In 480 Salamis became the base of the allied Greek fleet after
the retreat from Artemisium, while the Persians took their
station along the Attic coast off Phalerum. Through the stratagem
of the Athenian Themistocles the Greeks were enclosed in the
straits by the enemy, who had wheeled by night across the
entrance of the E. channel and detached a squadron to block
the W. outlet. The Greeks had thus no resource but to fight,
while the Persians could not utilize their superior numbers, and
as they advanced into the narrow neck of the east strait were
thrown into confusion. The allies, among whom the Athenians
and Aeginetans were conspicuous, seized this opportunity to
make a vigorous attack which probably broke the enemy's
line. After waging a losing fight for several hours the Persians
retreated with the loss of 200 sail and of an entire corps landed
on the islet of Psyttaleia in the channel; the Greeks lost only
40 ships out of more than 300. During the Peloponnesian War
Salamis served as a repository for the country stock of Attica.
About 350 Salamis obtained the right of issuing copper coins.
In 318 Cassander placed in it a Macedonian garrison which was
finally withdrawn through the advocacy of the Achaean statesman
Aratus (232). The Athenians thereupon supplanted
the inhabitants by a cleruchy of their own citizens.

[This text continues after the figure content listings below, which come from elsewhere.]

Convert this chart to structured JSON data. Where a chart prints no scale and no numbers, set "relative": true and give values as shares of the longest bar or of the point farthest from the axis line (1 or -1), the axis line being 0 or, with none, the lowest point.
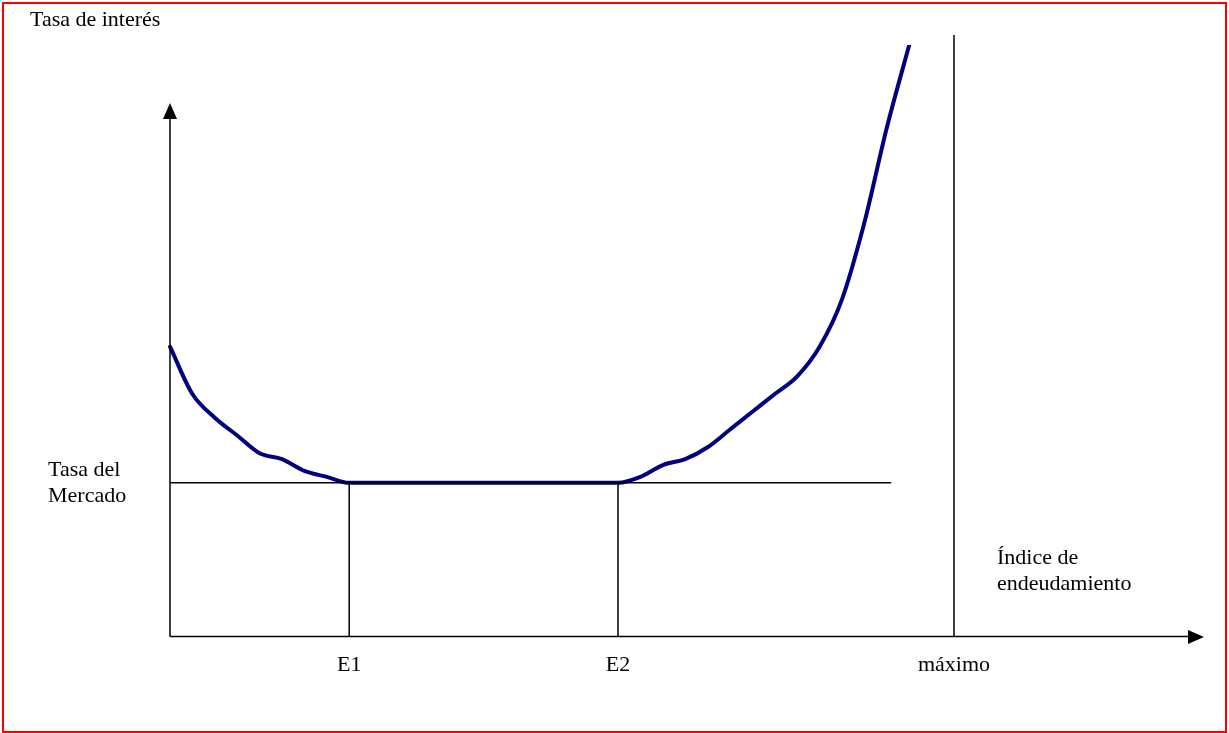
{
  "chart_data": {
    "type": "line",
    "relative": true,
    "ylabel": "Tasa de interés",
    "xlabel": "Índice de endeudamiento",
    "categories": [
      null,
      null,
      null,
      null,
      null,
      null,
      null,
      null,
      "E1",
      null,
      null,
      null,
      null,
      null,
      null,
      null,
      null,
      null,
      null,
      null,
      "E2",
      null,
      null,
      null,
      null,
      null,
      null,
      null,
      null,
      null,
      null,
      null,
      null,
      null,
      null,
      "máximo",
      null,
      null,
      null,
      null,
      null,
      null,
      null,
      null,
      null,
      null
    ],
    "series": [
      {
        "color": "#000080",
        "values": [
          0.49,
          0.41,
          0.37,
          0.34,
          0.31,
          0.3,
          0.28,
          0.27,
          0.26,
          0.26,
          0.26,
          0.26,
          0.26,
          0.26,
          0.26,
          0.26,
          0.26,
          0.26,
          0.26,
          0.26,
          0.26,
          0.27,
          0.29,
          0.3,
          0.32,
          0.35,
          0.38,
          0.41,
          0.44,
          0.49,
          0.57,
          0.7,
          0.86,
          1,
          null,
          null,
          null,
          null,
          null,
          null,
          null,
          null,
          null,
          null,
          null,
          null
        ]
      }
    ],
    "ref_lines": [
      {
        "axis": "y",
        "value": 0.26,
        "label": "Tasa del Mercado"
      },
      {
        "axis": "x",
        "value": "E1"
      },
      {
        "axis": "x",
        "value": "E2"
      },
      {
        "axis": "x",
        "value": "máximo"
      }
    ],
    "grid": false,
    "legend": false,
    "marker": "none",
    "line_style": "solid"
  }
}
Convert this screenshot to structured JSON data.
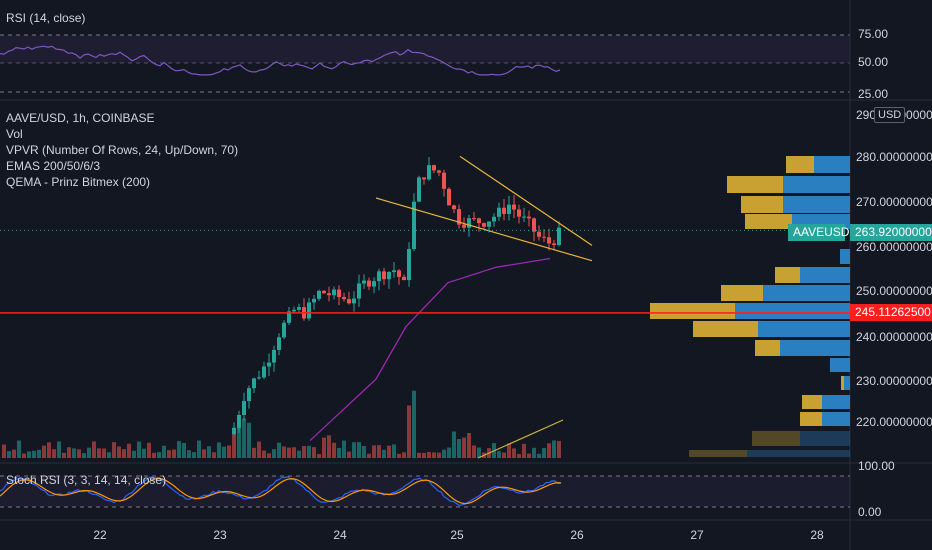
{
  "panels": {
    "rsi": {
      "label": "RSI (14, close)",
      "ticks": [
        "75.00",
        "50.00",
        "25.00"
      ]
    },
    "stoch": {
      "label": "Stoch RSI (3, 3, 14, 14, close)",
      "ticks": [
        "100.00",
        "0.00"
      ]
    }
  },
  "main": {
    "title": "AAVE/USD, 1h, COINBASE",
    "indicators": [
      "Vol",
      "VPVR (Number Of Rows, 24, Up/Down, 70)",
      "EMAS 200/50/6/3",
      "QEMA - Prinz Bitmex (200)"
    ],
    "currency": "USD",
    "price_ticks": [
      "290.00000000",
      "280.00000000",
      "270.00000000",
      "260.00000000",
      "250.00000000",
      "240.00000000",
      "230.00000000",
      "220.00000000"
    ],
    "symbol_tag": "AAVEUSD",
    "current_price": "263.92000000",
    "hline_price": "245.11262500"
  },
  "time_axis": [
    "22",
    "23",
    "24",
    "25",
    "26",
    "27",
    "28"
  ],
  "colors": {
    "up": "#26a69a",
    "down": "#ef5350",
    "hline": "#ff1e1e",
    "ema": "#9c27b0",
    "trend": "#e8b33a",
    "vp_up": "#2a7fc0",
    "vp_down": "#c9a032"
  },
  "chart_data": {
    "type": "candlestick",
    "symbol": "AAVE/USD",
    "timeframe": "1h",
    "ylim": [
      214,
      290
    ],
    "x_axis_days": [
      "22",
      "23",
      "24",
      "25",
      "26",
      "27",
      "28"
    ],
    "hline": 245.11,
    "last_price": 263.92,
    "trend_lines": [
      {
        "from": [
          "24.3",
          271.3
        ],
        "to": [
          "26.1",
          257.0
        ]
      },
      {
        "from": [
          "25",
          280.8
        ],
        "to": [
          "26.1",
          260.5
        ]
      }
    ],
    "ema_points": [
      [
        "23.75",
        216
      ],
      [
        "24.3",
        230
      ],
      [
        "24.55",
        242
      ],
      [
        "24.9",
        252
      ],
      [
        "25.3",
        255.5
      ],
      [
        "25.75",
        257.5
      ]
    ]
  }
}
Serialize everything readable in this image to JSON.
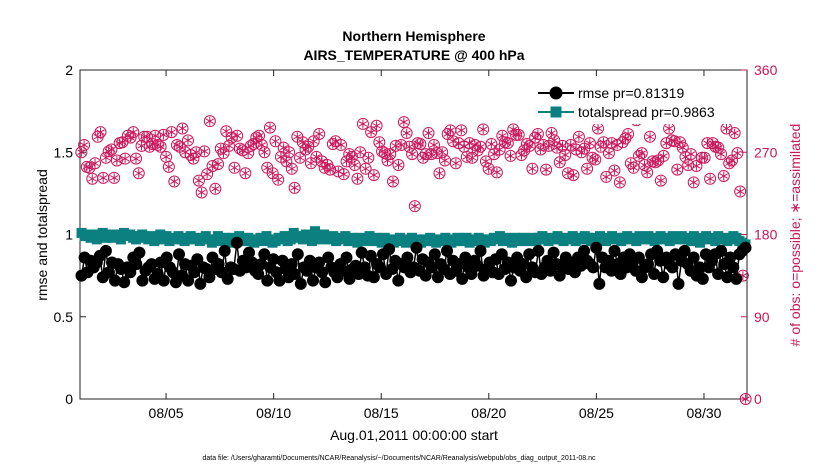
{
  "chart_data": {
    "type": "line",
    "title": "Northern Hemisphere",
    "subtitle": "AIRS_TEMPERATURE @ 400 hPa",
    "xlabel": "Aug.01,2011 00:00:00 start",
    "ylabel_left": "rmse and totalspread",
    "ylabel_right": "# of obs: o=possible; ∗=assimilated",
    "footnote": "data file: /Users/gharamti/Documents/NCAR/Reanalysis/~/Documents/NCAR/Reanalysis/webpub/obs_diag_output_2011-08.nc",
    "xlim": [
      1,
      32
    ],
    "ylim_left": [
      0,
      2
    ],
    "ylim_right": [
      0,
      360
    ],
    "x_ticks": [
      {
        "value": 5,
        "label": "08/05"
      },
      {
        "value": 10,
        "label": "08/10"
      },
      {
        "value": 15,
        "label": "08/15"
      },
      {
        "value": 20,
        "label": "08/20"
      },
      {
        "value": 25,
        "label": "08/25"
      },
      {
        "value": 30,
        "label": "08/30"
      }
    ],
    "y_ticks_left": [
      {
        "value": 0,
        "label": "0"
      },
      {
        "value": 0.5,
        "label": "0.5"
      },
      {
        "value": 1,
        "label": "1"
      },
      {
        "value": 1.5,
        "label": "1.5"
      },
      {
        "value": 2,
        "label": "2"
      }
    ],
    "y_ticks_right": [
      {
        "value": 0,
        "label": "0"
      },
      {
        "value": 90,
        "label": "90"
      },
      {
        "value": 180,
        "label": "180"
      },
      {
        "value": 270,
        "label": "270"
      },
      {
        "value": 360,
        "label": "360"
      }
    ],
    "legend_position": "top-right",
    "legend": [
      "rmse pr=0.81319",
      "totalspread pr=0.9863"
    ],
    "series": [
      {
        "name": "rmse pr=0.81319",
        "axis": "left",
        "color": "#000000",
        "values": [
          0.75,
          0.86,
          0.77,
          0.84,
          0.8,
          0.83,
          0.87,
          0.74,
          0.9,
          0.77,
          0.83,
          0.72,
          0.82,
          0.79,
          0.71,
          0.8,
          0.77,
          0.86,
          0.82,
          0.89,
          0.72,
          0.78,
          0.8,
          0.82,
          0.73,
          0.76,
          0.83,
          0.72,
          0.86,
          0.8,
          0.77,
          0.71,
          0.88,
          0.75,
          0.82,
          0.72,
          0.81,
          0.77,
          0.85,
          0.7,
          0.8,
          0.79,
          0.74,
          0.86,
          0.79,
          0.82,
          0.77,
          0.9,
          0.73,
          0.8,
          0.79,
          0.95,
          0.78,
          0.84,
          0.8,
          0.89,
          0.83,
          0.78,
          0.76,
          0.82,
          0.88,
          0.72,
          0.8,
          0.85,
          0.77,
          0.72,
          0.84,
          0.79,
          0.74,
          0.82,
          0.76,
          0.88,
          0.7,
          0.8,
          0.78,
          0.84,
          0.72,
          0.8,
          0.83,
          0.77,
          0.71,
          0.86,
          0.8,
          0.77,
          0.74,
          0.82,
          0.78,
          0.86,
          0.73,
          0.79,
          0.81,
          0.76,
          0.89,
          0.8,
          0.75,
          0.87,
          0.74,
          0.82,
          0.8,
          0.88,
          0.76,
          0.91,
          0.79,
          0.84,
          0.72,
          0.82,
          0.8,
          0.86,
          0.77,
          0.8,
          0.92,
          0.78,
          0.85,
          0.75,
          0.83,
          0.8,
          0.88,
          0.74,
          0.82,
          0.79,
          0.9,
          0.76,
          0.84,
          0.78,
          0.82,
          0.73,
          0.86,
          0.8,
          0.76,
          0.84,
          0.81,
          0.9,
          0.75,
          0.79,
          0.83,
          0.77,
          0.85,
          0.76,
          0.88,
          0.79,
          0.83,
          0.72,
          0.8,
          0.86,
          0.78,
          0.82,
          0.74,
          0.88,
          0.8,
          0.77,
          0.9,
          0.76,
          0.8,
          0.84,
          0.78,
          0.89,
          0.82,
          0.75,
          0.8,
          0.86,
          0.79,
          0.83,
          0.77,
          0.86,
          0.81,
          0.9,
          0.84,
          0.82,
          0.8,
          0.92,
          0.7,
          0.86,
          0.8,
          0.84,
          0.78,
          0.9,
          0.82,
          0.76,
          0.86,
          0.8,
          0.88,
          0.83,
          0.78,
          0.86,
          0.74,
          0.8,
          0.82,
          0.88,
          0.76,
          0.9,
          0.84,
          0.74,
          0.86,
          0.82,
          0.8,
          0.88,
          0.7,
          0.84,
          0.9,
          0.82,
          0.78,
          0.86,
          0.75,
          0.8,
          0.73,
          0.88,
          0.8,
          0.84,
          0.88,
          0.76,
          0.9,
          0.82,
          0.74,
          0.86,
          0.8,
          0.73,
          0.88,
          0.9,
          0.92
        ]
      },
      {
        "name": "totalspread pr=0.9863",
        "axis": "left",
        "color": "#0a8080",
        "values": [
          1.01,
          0.99,
          1.0,
          0.98,
          1.0,
          0.97,
          0.99,
          1.01,
          0.98,
          1.0,
          0.98,
          1.0,
          0.99,
          0.97,
          1.01,
          0.99,
          1.0,
          0.98,
          0.97,
          0.99,
          1.0,
          0.98,
          0.97,
          0.99,
          0.96,
          0.98,
          1.0,
          0.97,
          0.99,
          0.96,
          0.98,
          0.97,
          0.99,
          0.97,
          0.96,
          0.98,
          0.99,
          0.97,
          0.98,
          0.96,
          0.97,
          0.99,
          0.97,
          0.95,
          0.97,
          0.99,
          0.96,
          0.98,
          0.97,
          0.95,
          0.98,
          0.97,
          0.99,
          0.96,
          0.97,
          0.98,
          0.96,
          0.95,
          0.97,
          0.98,
          0.96,
          0.99,
          0.97,
          0.95,
          0.96,
          0.98,
          0.97,
          0.99,
          0.96,
          0.97,
          1.01,
          0.98,
          0.99,
          0.97,
          1.0,
          0.98,
          0.96,
          1.02,
          0.99,
          0.97,
          1.0,
          0.98,
          0.97,
          0.99,
          0.96,
          0.98,
          0.97,
          0.99,
          0.96,
          0.98,
          0.97,
          0.95,
          0.98,
          0.96,
          0.97,
          0.99,
          0.96,
          0.98,
          0.97,
          0.95,
          0.98,
          0.96,
          0.97,
          0.95,
          0.96,
          0.98,
          0.97,
          0.95,
          0.96,
          0.98,
          0.96,
          0.97,
          0.95,
          0.97,
          0.96,
          0.98,
          0.96,
          0.95,
          0.97,
          0.96,
          0.98,
          0.97,
          0.95,
          0.96,
          0.98,
          0.97,
          0.96,
          0.98,
          0.95,
          0.97,
          0.96,
          0.98,
          0.97,
          0.95,
          0.97,
          0.96,
          0.98,
          0.97,
          0.99,
          0.96,
          0.98,
          0.97,
          0.95,
          0.98,
          0.96,
          0.97,
          0.98,
          0.96,
          0.97,
          0.98,
          0.96,
          0.98,
          0.99,
          0.97,
          0.96,
          0.98,
          0.97,
          0.99,
          0.97,
          0.96,
          0.98,
          0.97,
          0.99,
          0.96,
          0.98,
          0.97,
          0.99,
          0.98,
          0.96,
          0.98,
          0.97,
          0.99,
          0.97,
          0.96,
          0.98,
          0.99,
          0.97,
          0.98,
          0.96,
          0.98,
          0.99,
          0.97,
          0.98,
          0.96,
          0.99,
          0.97,
          0.98,
          0.99,
          0.97,
          0.96,
          0.98,
          0.99,
          0.97,
          0.98,
          0.96,
          0.99,
          0.97,
          0.98,
          0.99,
          0.97,
          0.98,
          0.96,
          0.99,
          0.97,
          0.95,
          0.98,
          0.99,
          0.97,
          0.98,
          0.96,
          0.99,
          0.97,
          0.98,
          0.96,
          0.97,
          0.99,
          0.98,
          0.96,
          0.95,
          0.94
        ]
      },
      {
        "name": "# of obs",
        "axis": "right",
        "color": "#c8175a",
        "values": [
          270,
          278,
          254,
          253,
          241,
          258,
          287,
          292,
          242,
          264,
          271,
          273,
          242,
          261,
          280,
          281,
          263,
          288,
          286,
          292,
          263,
          247,
          277,
          287,
          287,
          276,
          279,
          288,
          278,
          276,
          289,
          265,
          254,
          292,
          238,
          278,
          276,
          296,
          270,
          283,
          267,
          263,
          270,
          239,
          226,
          271,
          246,
          304,
          255,
          230,
          257,
          274,
          269,
          293,
          277,
          286,
          253,
          288,
          274,
          272,
          247,
          269,
          277,
          279,
          286,
          288,
          278,
          270,
          253,
          297,
          247,
          282,
          240,
          265,
          275,
          260,
          270,
          252,
          231,
          287,
          264,
          281,
          273,
          276,
          258,
          282,
          265,
          290,
          260,
          253,
          256,
          251,
          279,
          282,
          249,
          278,
          246,
          260,
          268,
          265,
          256,
          241,
          270,
          301,
          252,
          264,
          292,
          245,
          299,
          281,
          271,
          269,
          261,
          268,
          238,
          277,
          256,
          278,
          303,
          291,
          276,
          268,
          211,
          280,
          279,
          264,
          268,
          291,
          268,
          278,
          269,
          247,
          270,
          261,
          290,
          294,
          282,
          258,
          280,
          294,
          276,
          265,
          280,
          264,
          278,
          272,
          276,
          295,
          260,
          252,
          279,
          268,
          248,
          273,
          288,
          281,
          280,
          266,
          295,
          289,
          289,
          267,
          272,
          279,
          277,
          252,
          286,
          290,
          273,
          278,
          251,
          277,
          291,
          283,
          275,
          259,
          277,
          267,
          247,
          278,
          245,
          273,
          287,
          270,
          274,
          252,
          280,
          264,
          262,
          296,
          276,
          281,
          243,
          269,
          280,
          250,
          278,
          237,
          281,
          285,
          290,
          258,
          253,
          305,
          266,
          269,
          256,
          248,
          287,
          260,
          259,
          261,
          239,
          266,
          280,
          296,
          283,
          282,
          251,
          281,
          275,
          265,
          256,
          268,
          237,
          255,
          310,
          264,
          264,
          280,
          241,
          280,
          276,
          275,
          268,
          244,
          296,
          258,
          261,
          291,
          269,
          227,
          135,
          0
        ]
      }
    ]
  }
}
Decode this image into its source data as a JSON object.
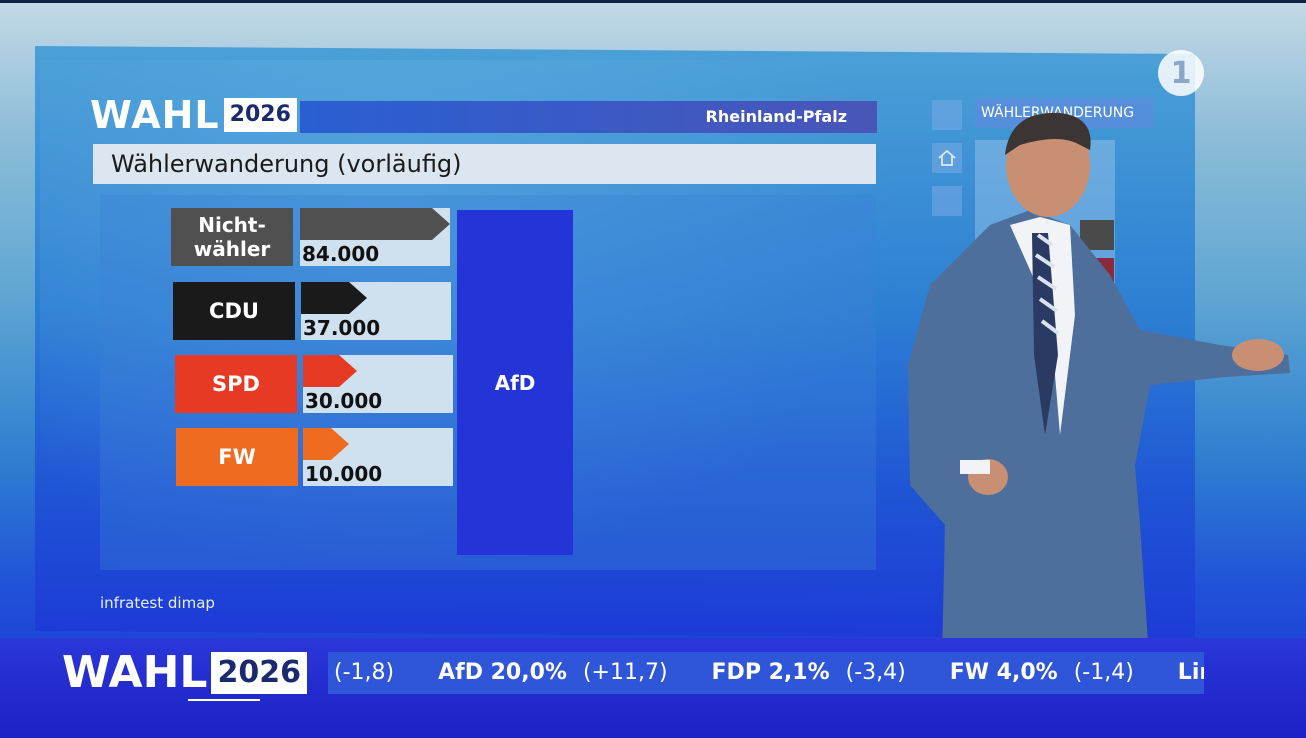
{
  "header": {
    "wahl": "WAHL",
    "year": "2026",
    "region": "Rheinland-Pfalz",
    "subtitle": "Wählerwanderung (vorläufig)"
  },
  "chart_data": {
    "type": "bar",
    "title": "Wählerwanderung (vorläufig)",
    "target": "AfD",
    "categories": [
      "Nicht-\nwähler",
      "CDU",
      "SPD",
      "FW"
    ],
    "values": [
      84000,
      37000,
      30000,
      10000
    ],
    "value_labels": [
      "84.000",
      "37.000",
      "30.000",
      "10.000"
    ],
    "colors": [
      "#505050",
      "#1a1a1a",
      "#e63a25",
      "#ee6b1f"
    ]
  },
  "source": "infratest dimap",
  "side_panel": {
    "title": "WÄHLERWANDERUNG"
  },
  "ticker": {
    "wahl": "WAHL",
    "year": "2026",
    "items": [
      {
        "party": "",
        "value": "",
        "change": "(-1,8)"
      },
      {
        "party": "AfD",
        "value": "20,0%",
        "change": "(+11,7)"
      },
      {
        "party": "FDP",
        "value": "2,1%",
        "change": "(-3,4)"
      },
      {
        "party": "FW",
        "value": "4,0%",
        "change": "(-1,4)"
      },
      {
        "party": "Linke",
        "value": "",
        "change": ""
      }
    ]
  }
}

By the
2nd century A.D. the settlement had fallen into decay. In
modern times Salamis, which is chiefly peopled by Albanians,
has regained importance through the transference of the
naval arsenal to Ambelaki near the site of the ancient capital.
Excavations in this region have revealed large numbers of
late Mycenaean tombs.
Authorities.—Strabo pp. 383, 393-394; Pausanias i. 35-36; Plutarch, Solon, 8-10; Aeschylus, Persae, 337-471 ; Herodotus viii. 40-95; Diodorus xi. 15-19; Plutarch, Themistocles, 11-15; W. Goodwin, Papers of the American School of Classical Studies at Athens, I. p. 237 ff. (Boston, 1885); G. B. Grundy, Great Persian War (London, 1901), ch. ix.; B. V. Head, Historia numorum (Oxford, 1887), pp. 328-329; A. Wilhelm in Athenische Mitteilungen (1898), pp. 466-486; W. Judeich, ibid. (1899), pp. 321-338; C. Horner. Quaestiones Salaminiae (Basle, 1901); H. Raase, Die Schlacht bei Salamis (Rostock, 1904); R. W. Macan, Appendix to Herodotus vii.-ix. (London, 1908); J. Beloch in Klio (1908). (M. O. B. C.)
SALAMIS, the principal city of ancient Cyprus, situated on
the east coast a little north of the river Pedias (Pediaeus). It
had a good harbour, well situated for commerce with Phoenicia,
Egypt and Cilicia, which was replaced in medieval times by
Famagusta (Ammochostos), and is wholly silted now. Its trade
was mainly in corn, wine and oil from the midland plain
(Mesaoria), and in salt from the neighbouring lagoons. Traditionally,
Salamis was founded after the Trojan War (c. 1180 B.C.)
by Teucer from Salamis, the island off Attica, but there was an
important Mycenaean colony somewhat earlier. The spoils
of its tombs excavated in 1896 are in the British Museum.